Lots of people won’t work without some economic incentive. But lots of people do “work” even in 2010 without any economic incentive, or even with the opposite. We have dozens of community groups that put on plays, or concerts, and the people who perform don’t get paid and often have to spend their own money to participate. People don’t join the Boy Scouts because they get paid to be Boy Scouts. They don’t post on the Straight Dope because they get paid to post on the Straight Dope. They don’t climb Mount Everest because they get paid to climb Mount Everest.

But if I don’t post on the Dope, the only thing that happens is that people don’t get my latest musings. They still have a roof over their heads and food on the table. And in 2310 it’s pretty much the same thing, except almost every job is this way. I’m sure that there are critical jobs that would cause the breakdown of society if no one did them, but since only a few people are needed for these jobs we can motivate people in other ways. If we don’t have Starfleet Earth gets invaded by Romulans, but no one joins Starfleet because otherwise they’d starve. And if we need more people in Starfleet we motivate them by trying to make Starfleet cooler and more fun, rather than promising them material goods.

Somebody has to build the replicators.

Why? Because if I had a replicator, you know what I’d make with it? Another replicator.

So yeah, like I said it seems certain that there would have to be jobs that have to be done by someone, otherwise the whole system goes tits up. But it does not follow that therefore we have to pay those neccesary people money.

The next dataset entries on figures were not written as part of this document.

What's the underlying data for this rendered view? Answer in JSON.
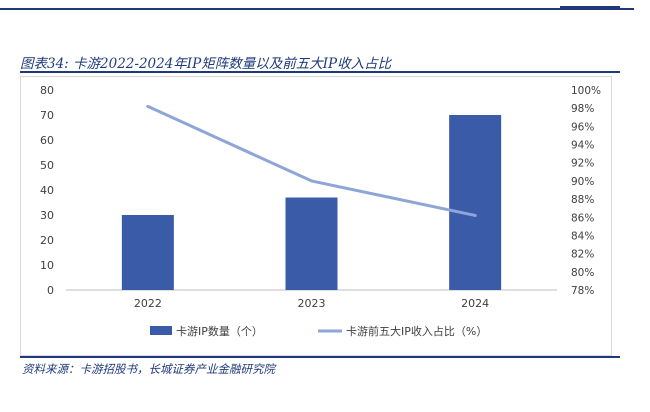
{
  "figure": {
    "label": "图表34:",
    "title": "卡游2022-2024年IP矩阵数量以及前五大IP收入占比"
  },
  "source": "资料来源：卡游招股书，长城证券产业金融研究院",
  "chart_data": {
    "type": "bar",
    "categories": [
      "2022",
      "2023",
      "2024"
    ],
    "series": [
      {
        "name": "卡游IP数量（个）",
        "kind": "bar",
        "axis": "left",
        "values": [
          30,
          37,
          70
        ]
      },
      {
        "name": "卡游前五大IP收入占比（%）",
        "kind": "line",
        "axis": "right",
        "values": [
          98.2,
          90.0,
          86.2
        ]
      }
    ],
    "ylim": [
      0,
      80
    ],
    "yticks": [
      "0",
      "10",
      "20",
      "30",
      "40",
      "50",
      "60",
      "70",
      "80"
    ],
    "y2lim": [
      78,
      100
    ],
    "y2ticks": [
      "78%",
      "80%",
      "82%",
      "84%",
      "86%",
      "88%",
      "90%",
      "92%",
      "94%",
      "96%",
      "98%",
      "100%"
    ],
    "grid": false,
    "legend_position": "bottom",
    "colors": {
      "bar": "#3a5ca8",
      "line": "#8ea5d8",
      "title": "#1f3a7a"
    }
  }
}
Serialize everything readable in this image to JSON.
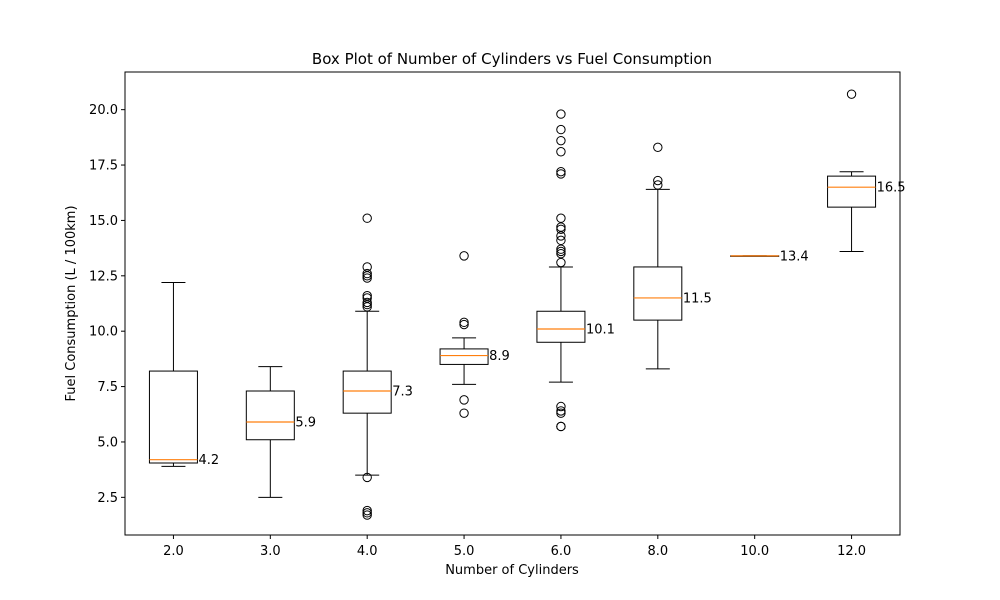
{
  "chart_data": {
    "type": "box",
    "title": "Box Plot of Number of Cylinders vs Fuel Consumption",
    "xlabel": "Number of Cylinders",
    "ylabel": "Fuel Consumption (L / 100km)",
    "categories": [
      "2.0",
      "3.0",
      "4.0",
      "5.0",
      "6.0",
      "8.0",
      "10.0",
      "12.0"
    ],
    "ylim": [
      0.8,
      21.7
    ],
    "yticks": [
      2.5,
      5.0,
      7.5,
      10.0,
      12.5,
      15.0,
      17.5,
      20.0
    ],
    "ytick_labels": [
      "2.5",
      "5.0",
      "7.5",
      "10.0",
      "12.5",
      "15.0",
      "17.5",
      "20.0"
    ],
    "grid": false,
    "colors": {
      "box": "#000000",
      "median": "#ff7f0e",
      "flier": "#000000"
    },
    "boxes": [
      {
        "category": "2.0",
        "whisker_low": 3.9,
        "q1": 4.05,
        "median": 4.2,
        "q3": 8.2,
        "whisker_high": 12.2,
        "median_label": "4.2",
        "outliers": []
      },
      {
        "category": "3.0",
        "whisker_low": 2.5,
        "q1": 5.1,
        "median": 5.9,
        "q3": 7.3,
        "whisker_high": 8.4,
        "median_label": "5.9",
        "outliers": []
      },
      {
        "category": "4.0",
        "whisker_low": 3.5,
        "q1": 6.3,
        "median": 7.3,
        "q3": 8.2,
        "whisker_high": 10.9,
        "median_label": "7.3",
        "outliers": [
          15.1,
          12.9,
          12.6,
          12.5,
          12.4,
          11.6,
          11.5,
          11.3,
          11.2,
          11.1,
          3.4,
          1.9,
          1.8,
          1.7
        ]
      },
      {
        "category": "5.0",
        "whisker_low": 7.6,
        "q1": 8.5,
        "median": 8.9,
        "q3": 9.2,
        "whisker_high": 9.7,
        "median_label": "8.9",
        "outliers": [
          13.4,
          10.4,
          10.3,
          6.9,
          6.3
        ]
      },
      {
        "category": "6.0",
        "whisker_low": 7.7,
        "q1": 9.5,
        "median": 10.1,
        "q3": 10.9,
        "whisker_high": 12.9,
        "median_label": "10.1",
        "outliers": [
          19.8,
          19.1,
          18.6,
          18.1,
          17.2,
          17.1,
          15.1,
          14.7,
          14.6,
          14.3,
          14.1,
          13.7,
          13.6,
          13.5,
          13.1,
          6.6,
          6.4,
          6.3,
          5.7,
          5.7
        ]
      },
      {
        "category": "8.0",
        "whisker_low": 8.3,
        "q1": 10.5,
        "median": 11.5,
        "q3": 12.9,
        "whisker_high": 16.4,
        "median_label": "11.5",
        "outliers": [
          18.3,
          16.8,
          16.6
        ]
      },
      {
        "category": "10.0",
        "whisker_low": 13.4,
        "q1": 13.4,
        "median": 13.4,
        "q3": 13.4,
        "whisker_high": 13.4,
        "median_label": "13.4",
        "outliers": []
      },
      {
        "category": "12.0",
        "whisker_low": 13.6,
        "q1": 15.6,
        "median": 16.5,
        "q3": 17.0,
        "whisker_high": 17.2,
        "median_label": "16.5",
        "outliers": [
          20.7
        ]
      }
    ]
  }
}
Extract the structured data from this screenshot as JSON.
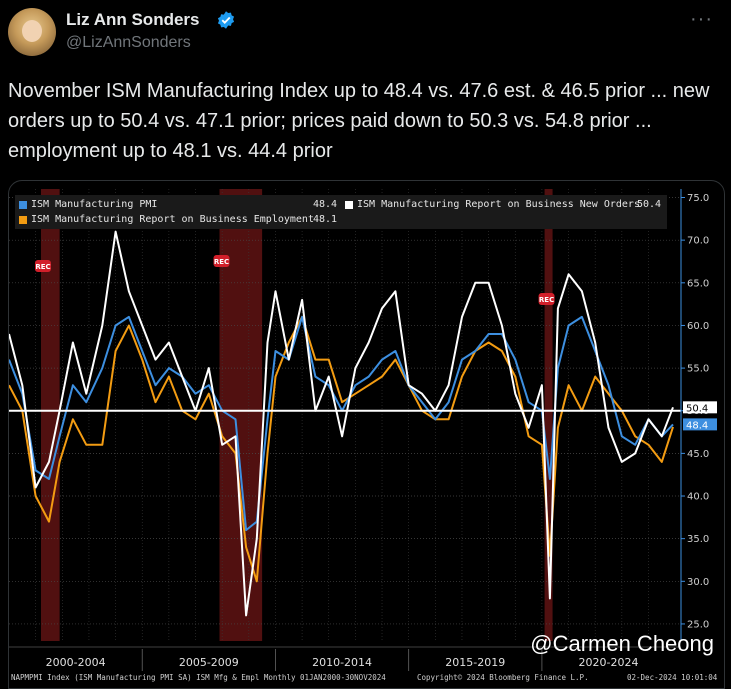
{
  "tweet": {
    "author_name": "Liz Ann Sonders",
    "handle": "@LizAnnSonders",
    "more_label": "···",
    "text": "November ISM Manufacturing Index up to 48.4 vs. 47.6 est. & 46.5 prior ... new orders up to 50.4 vs. 47.1 prior; prices paid down to 50.3 vs. 54.8 prior ... employment up to 48.1 vs. 44.4 prior"
  },
  "chart_data": {
    "type": "line",
    "title": "",
    "xlabel": "",
    "ylabel": "",
    "ylim": [
      23,
      76
    ],
    "xlim": [
      2000.0,
      2024.92
    ],
    "y_ticks": [
      "75.0",
      "70.0",
      "65.0",
      "60.0",
      "55.0",
      "50.0",
      "45.0",
      "40.0",
      "35.0",
      "30.0",
      "25.0"
    ],
    "x_tick_labels": [
      "2000-2004",
      "2005-2009",
      "2010-2014",
      "2015-2019",
      "2020-2024"
    ],
    "grid": true,
    "legend_position": "top-left",
    "reference_line": 50,
    "recession_markers": [
      {
        "label": "REC",
        "start": 2001.2,
        "end": 2001.9
      },
      {
        "label": "REC",
        "start": 2007.9,
        "end": 2009.5
      },
      {
        "label": "REC",
        "start": 2020.1,
        "end": 2020.4
      }
    ],
    "series": [
      {
        "name": "ISM Manufacturing PMI",
        "legend_value": "48.4",
        "last_value_label": "48.4",
        "color": "#3d8fe0",
        "x": [
          2000.0,
          2000.5,
          2001.0,
          2001.5,
          2001.9,
          2002.4,
          2002.9,
          2003.5,
          2004.0,
          2004.5,
          2005.0,
          2005.5,
          2006.0,
          2006.5,
          2007.0,
          2007.5,
          2008.0,
          2008.5,
          2008.9,
          2009.3,
          2009.7,
          2010.0,
          2010.5,
          2011.0,
          2011.5,
          2012.0,
          2012.5,
          2013.0,
          2013.5,
          2014.0,
          2014.5,
          2015.0,
          2015.5,
          2016.0,
          2016.5,
          2017.0,
          2017.5,
          2018.0,
          2018.5,
          2019.0,
          2019.5,
          2020.0,
          2020.3,
          2020.6,
          2021.0,
          2021.5,
          2022.0,
          2022.5,
          2023.0,
          2023.5,
          2024.0,
          2024.5,
          2024.92
        ],
        "values": [
          56,
          52,
          43,
          42,
          47,
          53,
          51,
          55,
          60,
          61,
          57,
          53,
          55,
          54,
          52,
          53,
          50,
          49,
          36,
          37,
          49,
          57,
          56,
          61,
          54,
          53,
          50,
          53,
          54,
          56,
          57,
          53,
          51,
          49,
          51,
          56,
          57,
          59,
          59,
          56,
          51,
          50,
          42,
          55,
          60,
          61,
          57,
          53,
          47,
          46,
          49,
          47,
          48.4
        ]
      },
      {
        "name": "ISM Manufacturing Report on Business New Orders",
        "legend_value": "50.4",
        "last_value_label": "50.4",
        "color": "#ffffff",
        "x": [
          2000.0,
          2000.5,
          2001.0,
          2001.5,
          2001.9,
          2002.4,
          2002.9,
          2003.5,
          2004.0,
          2004.5,
          2005.0,
          2005.5,
          2006.0,
          2006.5,
          2007.0,
          2007.5,
          2008.0,
          2008.5,
          2008.9,
          2009.3,
          2009.7,
          2010.0,
          2010.5,
          2011.0,
          2011.5,
          2012.0,
          2012.5,
          2013.0,
          2013.5,
          2014.0,
          2014.5,
          2015.0,
          2015.5,
          2016.0,
          2016.5,
          2017.0,
          2017.5,
          2018.0,
          2018.5,
          2019.0,
          2019.5,
          2020.0,
          2020.3,
          2020.6,
          2021.0,
          2021.5,
          2022.0,
          2022.5,
          2023.0,
          2023.5,
          2024.0,
          2024.5,
          2024.92
        ],
        "values": [
          59,
          53,
          41,
          44,
          50,
          58,
          52,
          60,
          71,
          64,
          60,
          56,
          58,
          54,
          50,
          55,
          46,
          47,
          26,
          35,
          58,
          64,
          56,
          63,
          50,
          54,
          47,
          55,
          58,
          62,
          64,
          53,
          52,
          50,
          53,
          61,
          65,
          65,
          60,
          52,
          48,
          53,
          28,
          62,
          66,
          64,
          58,
          48,
          44,
          45,
          49,
          47,
          50.4
        ]
      },
      {
        "name": "ISM Manufacturing Report on Business Employment",
        "legend_value": "48.1",
        "last_value_label": "",
        "color": "#f39c12",
        "x": [
          2000.0,
          2000.5,
          2001.0,
          2001.5,
          2001.9,
          2002.4,
          2002.9,
          2003.5,
          2004.0,
          2004.5,
          2005.0,
          2005.5,
          2006.0,
          2006.5,
          2007.0,
          2007.5,
          2008.0,
          2008.5,
          2008.9,
          2009.3,
          2009.7,
          2010.0,
          2010.5,
          2011.0,
          2011.5,
          2012.0,
          2012.5,
          2013.0,
          2013.5,
          2014.0,
          2014.5,
          2015.0,
          2015.5,
          2016.0,
          2016.5,
          2017.0,
          2017.5,
          2018.0,
          2018.5,
          2019.0,
          2019.5,
          2020.0,
          2020.3,
          2020.6,
          2021.0,
          2021.5,
          2022.0,
          2022.5,
          2023.0,
          2023.5,
          2024.0,
          2024.5,
          2024.92
        ],
        "values": [
          53,
          50,
          40,
          37,
          44,
          49,
          46,
          46,
          57,
          60,
          56,
          51,
          54,
          50,
          49,
          52,
          47,
          45,
          34,
          30,
          45,
          54,
          58,
          61,
          56,
          56,
          51,
          52,
          53,
          54,
          56,
          53,
          50,
          49,
          49,
          54,
          57,
          58,
          57,
          54,
          47,
          46,
          33,
          48,
          53,
          50,
          54,
          52,
          50,
          47,
          46,
          44,
          48.1
        ]
      }
    ],
    "watermark": "@Carmen Cheong",
    "footer_left": "NAPMPMI Index (ISM Manufacturing PMI SA) ISM Mfg & Empl  Monthly 01JAN2000-30NOV2024",
    "footer_mid": "Copyright© 2024 Bloomberg Finance L.P.",
    "footer_right": "02-Dec-2024 10:01:04"
  }
}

For instance, the Straight Dope could not function without moderators. But the moderators are volunteers. If all the moderators quit, the Straight Dope would be in a pickle. Except that probably won’t happen, and even if you paid the moderators that wouldn’t prevent them all from quitting. If all the mods quit, Ed would just ask for more volunteers, and you’d get some sub-par moderation for a while.

I mean, suppose we need replicator maintainence techs. Without the labor of the replicator techs, the replicators stop working. Except, how do you motivate someone to be a replicator tech? With more crap out of the replicators? Except they get everything out of the replicators just like people who sit on their ass. So what’s their motivation to be a replicator tech?

There has never been any hint in the series that any of the non-human planets are races are in a tributary/protection-racket relationship with Earth/humans. That would be the Terran Empire of the Mirror Universe.

One minor problem with this is that in the one case where the Federation is going to collect tribute (A Piece of the Action) Spock notes that this is going to be hard to explain to the Federation, and Kirk says that the money will be fed back into the planetary economy.

And another vote for the post-scarcity answer. The market and a central planner both allocate scarce resources. Where there is a case of scarce resources - the mineral being mined in “A Devil in the Dark” there appears to be free market forces at play, since the miners are there to get rich. I’m not sure of examples in the TNG time frame.

You know, it’s entirely possible that the Federation’s economic system is something which has never yet existed and for which we do not have any words or concepts. It would have been impossible to adequately explain industrial capitalism, or Stalinism, to any European of the 17th Century.